Gartner predicts that over 50% of enterprises will use AI security platforms to protect their AI investments by 2028.
AI-Native Development Platforms
AI-native development platforms use GenAI to create software faster and easier than was previously possible. Software engineers embedded in the business, acting as “forward-deployed engineers,” can use these platforms to work together with domain experts to develop applications.
Organisations can have tiny teams of people paired with AI to create more applications with the same level of developers they have today.
Confidential Computing
Confidential computing changes how organisations handle sensitive data. Isolating workloads inside hardware-based trusted execution environments (TEEs) keeps content and workloads private even from infrastructure owners, cloud providers, or anyone with physical access to the hardware.
Gartner predicts that by 2029, more than 75% of operations processed on untrusted infrastructure will be secured in use via confidential computing.
Physical AI
Physical AI brings intelligence into the real world by powering machines and devices that sense, decide, and act, such as robots, drones, and smart equipment. It brings measurable gains in industries where automation, adaptability, and safety are priorities.
As adoption grows, organisations need new skills that bridge IT, operations, and engineering.
Preemptive Cybersecurity
Preemptive cybersecurity is trending as organisations face an exponential rise in threats targeting networks, data, and connected systems.
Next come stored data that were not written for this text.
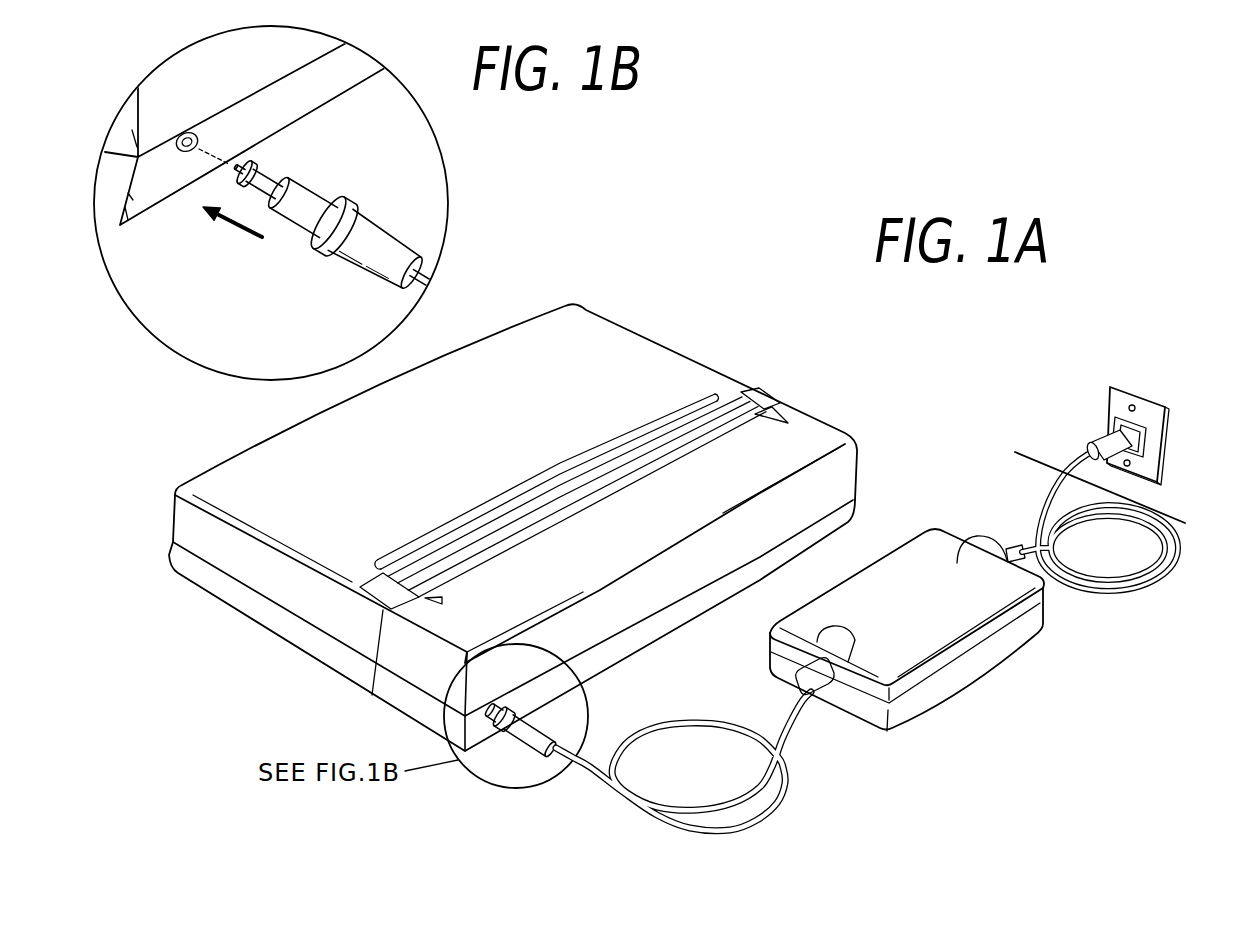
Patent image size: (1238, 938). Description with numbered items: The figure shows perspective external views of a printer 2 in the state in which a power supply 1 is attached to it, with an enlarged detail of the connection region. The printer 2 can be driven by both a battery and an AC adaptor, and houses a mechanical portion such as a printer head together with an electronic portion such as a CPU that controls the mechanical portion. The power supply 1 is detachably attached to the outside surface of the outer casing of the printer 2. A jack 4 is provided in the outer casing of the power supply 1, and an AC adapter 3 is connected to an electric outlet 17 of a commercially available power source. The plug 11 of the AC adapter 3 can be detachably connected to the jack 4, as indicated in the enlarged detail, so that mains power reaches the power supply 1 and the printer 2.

In FIG. 1A, the power supply 1 is at (513, 474).
In FIG. 1A, the printer 2 is at (586, 328).
In FIG. 1A, the AC adapter 3 is at (921, 565).
In FIG. 1B, the jack 4 is at (205, 135).
In FIG. 1B, the plug 11 is at (314, 198).
In FIG. 1A, the electric outlet 17 is at (1147, 415).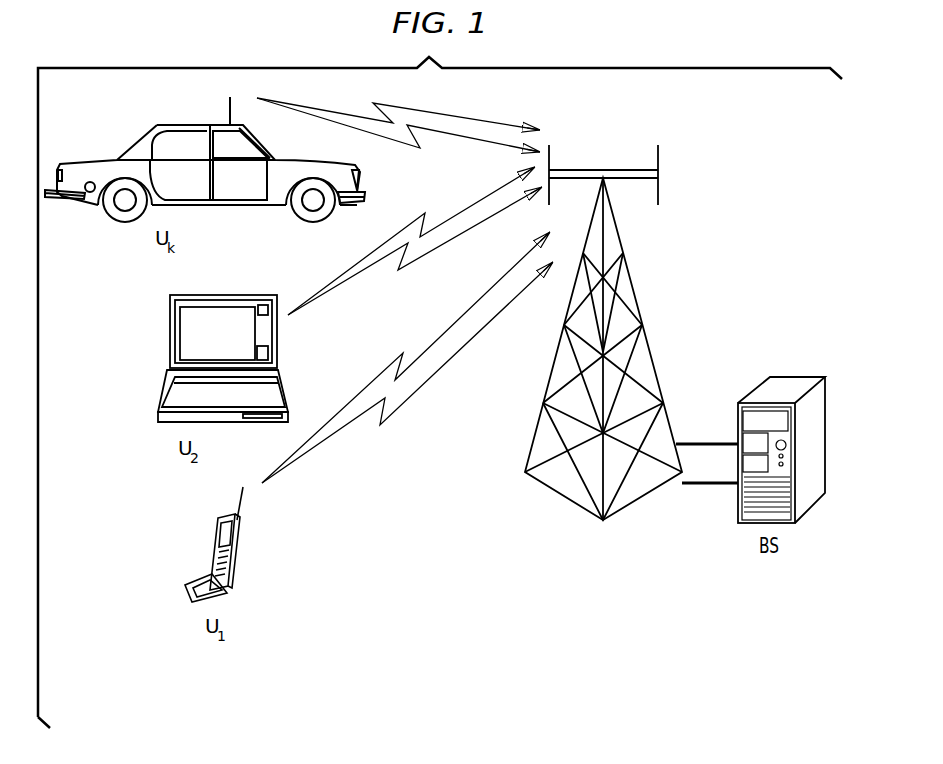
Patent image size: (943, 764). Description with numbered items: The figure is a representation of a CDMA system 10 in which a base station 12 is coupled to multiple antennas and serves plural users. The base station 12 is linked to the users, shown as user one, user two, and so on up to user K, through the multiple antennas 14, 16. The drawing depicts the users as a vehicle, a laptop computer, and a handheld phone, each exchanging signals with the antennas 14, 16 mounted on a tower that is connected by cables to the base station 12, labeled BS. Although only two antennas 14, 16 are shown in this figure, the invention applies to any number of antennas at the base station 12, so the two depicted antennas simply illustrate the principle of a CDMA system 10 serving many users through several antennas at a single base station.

The CDMA system 10 is at (681, 353).
The base station 12 is at (797, 377).
The antenna 14 is at (551, 160).
The antenna 16 is at (659, 160).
Gartner forecasts that, by 2030, preemptive solutions will account for half of all security spending, as CIOs shift from reactive defence to proactive protection.
Digital Provenance
As organisations rely more on third-party software, open-source code, and AI-generated content, verifying digital provenance has become essential. Digital provenance refers to the ability to verify the origin, ownership, and integrity of software, data, media, and processes.
Gartner predicts that by 2029, those who fail to invest in digital provenance capabilities adequately will be exposed to sanctions risks, potentially running into the billions of dollars.
Geopatriation
“Geopatriation means moving company data and applications out of global public clouds and into local options such as sovereign clouds, regional cloud providers, or an organisation’s own data centres due to perceived geopolitical risk,” Gartner said.
Cloud sovereignty, once limited to banks and governments, now affects a wide range of organisations as global instability increases.